There are a number of steps the council could take.

It could stay put and simply limit banks, which not only aren’t local but offer the additional deterrent, council members say, of closing on evenings and weekends, when Pearl Street sees some of its highest traffic.

It could extend the ordinance to include offices, which do not draw tourists and visitors in the pedestrian-oriented area.

Other communities — including several in the Rocky Mountains, where real estate offices tend to snatch up downtown properties if not limited — have taken that general approach.

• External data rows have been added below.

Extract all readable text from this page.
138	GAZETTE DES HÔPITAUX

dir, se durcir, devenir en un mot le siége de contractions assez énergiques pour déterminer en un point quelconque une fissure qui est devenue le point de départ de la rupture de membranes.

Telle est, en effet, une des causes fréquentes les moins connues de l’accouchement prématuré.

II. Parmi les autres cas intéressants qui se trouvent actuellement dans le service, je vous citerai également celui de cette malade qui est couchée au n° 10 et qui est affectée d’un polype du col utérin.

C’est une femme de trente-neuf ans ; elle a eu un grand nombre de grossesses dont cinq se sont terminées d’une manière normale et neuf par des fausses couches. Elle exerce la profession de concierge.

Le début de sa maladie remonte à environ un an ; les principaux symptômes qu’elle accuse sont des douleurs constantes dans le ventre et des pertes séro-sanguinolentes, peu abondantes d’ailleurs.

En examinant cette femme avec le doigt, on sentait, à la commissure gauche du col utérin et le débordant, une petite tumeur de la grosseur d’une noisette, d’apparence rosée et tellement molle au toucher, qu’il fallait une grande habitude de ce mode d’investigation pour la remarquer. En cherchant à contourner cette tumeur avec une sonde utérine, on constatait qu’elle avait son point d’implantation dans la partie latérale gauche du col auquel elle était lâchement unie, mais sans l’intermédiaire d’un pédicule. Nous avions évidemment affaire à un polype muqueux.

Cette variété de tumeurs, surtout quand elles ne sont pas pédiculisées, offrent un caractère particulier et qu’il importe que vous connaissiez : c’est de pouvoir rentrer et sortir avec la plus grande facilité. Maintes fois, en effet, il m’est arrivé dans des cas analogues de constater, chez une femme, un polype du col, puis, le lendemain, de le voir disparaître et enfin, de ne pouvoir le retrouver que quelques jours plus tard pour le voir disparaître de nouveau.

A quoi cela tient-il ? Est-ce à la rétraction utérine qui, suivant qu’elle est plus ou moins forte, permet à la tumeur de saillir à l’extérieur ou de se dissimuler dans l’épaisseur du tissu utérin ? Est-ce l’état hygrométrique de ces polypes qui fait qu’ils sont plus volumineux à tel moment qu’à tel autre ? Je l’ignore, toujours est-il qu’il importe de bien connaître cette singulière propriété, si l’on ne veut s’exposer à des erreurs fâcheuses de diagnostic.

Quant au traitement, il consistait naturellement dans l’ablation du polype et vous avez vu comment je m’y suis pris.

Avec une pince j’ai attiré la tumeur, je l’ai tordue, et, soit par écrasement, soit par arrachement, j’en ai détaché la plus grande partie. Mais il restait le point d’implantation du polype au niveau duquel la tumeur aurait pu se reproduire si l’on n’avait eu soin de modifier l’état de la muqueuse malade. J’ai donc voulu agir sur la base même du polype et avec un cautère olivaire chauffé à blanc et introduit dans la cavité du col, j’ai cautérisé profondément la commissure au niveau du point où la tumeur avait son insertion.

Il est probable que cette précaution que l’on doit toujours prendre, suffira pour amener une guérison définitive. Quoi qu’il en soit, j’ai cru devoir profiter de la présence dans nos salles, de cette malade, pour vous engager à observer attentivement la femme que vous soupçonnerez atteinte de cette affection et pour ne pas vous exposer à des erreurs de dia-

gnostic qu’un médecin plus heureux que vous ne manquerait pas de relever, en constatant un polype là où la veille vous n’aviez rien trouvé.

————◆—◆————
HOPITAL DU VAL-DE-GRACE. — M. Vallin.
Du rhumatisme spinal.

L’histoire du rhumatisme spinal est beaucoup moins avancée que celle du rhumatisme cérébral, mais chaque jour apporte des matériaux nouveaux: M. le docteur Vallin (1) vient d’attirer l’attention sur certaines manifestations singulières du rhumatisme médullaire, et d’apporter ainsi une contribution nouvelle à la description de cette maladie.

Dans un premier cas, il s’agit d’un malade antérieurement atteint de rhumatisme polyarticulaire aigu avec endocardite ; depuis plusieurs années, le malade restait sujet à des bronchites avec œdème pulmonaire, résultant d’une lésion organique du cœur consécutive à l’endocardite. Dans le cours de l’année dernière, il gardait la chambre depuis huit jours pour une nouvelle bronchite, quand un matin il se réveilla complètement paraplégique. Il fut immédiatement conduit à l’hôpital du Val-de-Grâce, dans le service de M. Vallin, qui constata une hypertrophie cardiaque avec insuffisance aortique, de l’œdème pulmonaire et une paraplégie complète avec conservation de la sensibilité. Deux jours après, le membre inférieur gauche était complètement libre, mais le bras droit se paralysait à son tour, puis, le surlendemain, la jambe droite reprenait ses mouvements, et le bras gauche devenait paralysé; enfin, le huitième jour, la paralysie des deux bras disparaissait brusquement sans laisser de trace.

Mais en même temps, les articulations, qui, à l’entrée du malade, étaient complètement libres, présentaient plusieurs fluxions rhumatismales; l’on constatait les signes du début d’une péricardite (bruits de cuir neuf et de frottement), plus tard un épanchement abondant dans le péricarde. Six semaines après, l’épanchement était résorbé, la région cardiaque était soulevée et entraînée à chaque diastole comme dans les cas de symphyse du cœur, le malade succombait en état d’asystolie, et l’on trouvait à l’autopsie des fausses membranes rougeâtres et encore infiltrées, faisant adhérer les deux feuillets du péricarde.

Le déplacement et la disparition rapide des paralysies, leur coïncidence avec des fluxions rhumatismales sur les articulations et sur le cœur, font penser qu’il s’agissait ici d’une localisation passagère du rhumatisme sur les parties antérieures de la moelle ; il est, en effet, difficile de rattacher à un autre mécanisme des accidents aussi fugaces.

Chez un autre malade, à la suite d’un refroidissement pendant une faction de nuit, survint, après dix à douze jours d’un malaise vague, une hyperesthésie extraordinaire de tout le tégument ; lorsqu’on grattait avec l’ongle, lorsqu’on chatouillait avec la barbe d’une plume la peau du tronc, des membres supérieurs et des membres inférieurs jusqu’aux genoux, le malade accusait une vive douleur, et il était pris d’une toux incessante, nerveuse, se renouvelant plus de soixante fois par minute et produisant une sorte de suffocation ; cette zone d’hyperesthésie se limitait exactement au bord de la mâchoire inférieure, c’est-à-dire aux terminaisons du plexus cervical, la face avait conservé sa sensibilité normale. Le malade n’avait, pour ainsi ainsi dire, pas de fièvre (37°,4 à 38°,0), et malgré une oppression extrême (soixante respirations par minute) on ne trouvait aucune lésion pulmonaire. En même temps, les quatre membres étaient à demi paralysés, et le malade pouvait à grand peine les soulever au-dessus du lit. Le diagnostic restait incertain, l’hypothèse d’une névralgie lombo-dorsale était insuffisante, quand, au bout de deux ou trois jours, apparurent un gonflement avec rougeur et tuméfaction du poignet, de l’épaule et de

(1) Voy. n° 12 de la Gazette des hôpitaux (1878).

The city of Palo Alto, Calif., has a first-floor retail preservation ordinance that was largely a response to tech firms taking over downtown spots.

Appelbaum, who for years supported the kind of prohibition Boulder passed this week, believes some version of those interventions might fit here.

“I’d like to see both offices and banks, because to me, they’re the same problem we’re trying to solve,” he said. “They greatly disrupt and devalue the pedestrian corridors.”

Kelso Kelly, a regional president for ANB Bank, which occupies a storefront on Walnut Street, one block off the Pearl Street Mall, doesn’t disagree with the assessment.

“I think the logic is probably good,” he said. “I think a city should be able to permit what kinds of business they want in certain areas, and I think that’s OK, as long as they don’t go too far.”

Becoming ‘anywhere’

A much more controversial option for Boulder would involve an ordinance that limits or outright excludes chain stores. That would qualify as “too far,” Appelbaum said.

“I don’t know if you do that,” he added. “That’s much more difficult.”

It’s not unheard-of, though. Just this week, the similarly concerned city council of Aspen gave early approval to a citizen-initiated proposal that would give the city the authority to deny chain stores in new buildings.

Jones said she’s not convinced that’s the correct path, but did express some disappointment with the fact that Boulder-born operations are slowly losing their foothold downtown.

“In general, you don’t want too many national chains. Then you become anywhere,” she said. “If you can’t distinguish between the Pearl Street Mall and the mall in Broomfield, then you have a problem.”

Before the council makes any final decision, other city bodies and business groups will be given the chance to offer input — an opportunity they did not have ahead of the ordinance’s unexpected introduction.

But because council members declined to enact an actual moratorium, and instead installed what’s technically referred to as a “pending ordinance doctrine,” the current pause is limited to 120 days.

“I hope we sent a signal that this is important,” Jones said. “Can you imagine if we ever lost the Boulder Bookstore? We have to help ensure these businesses stay here.”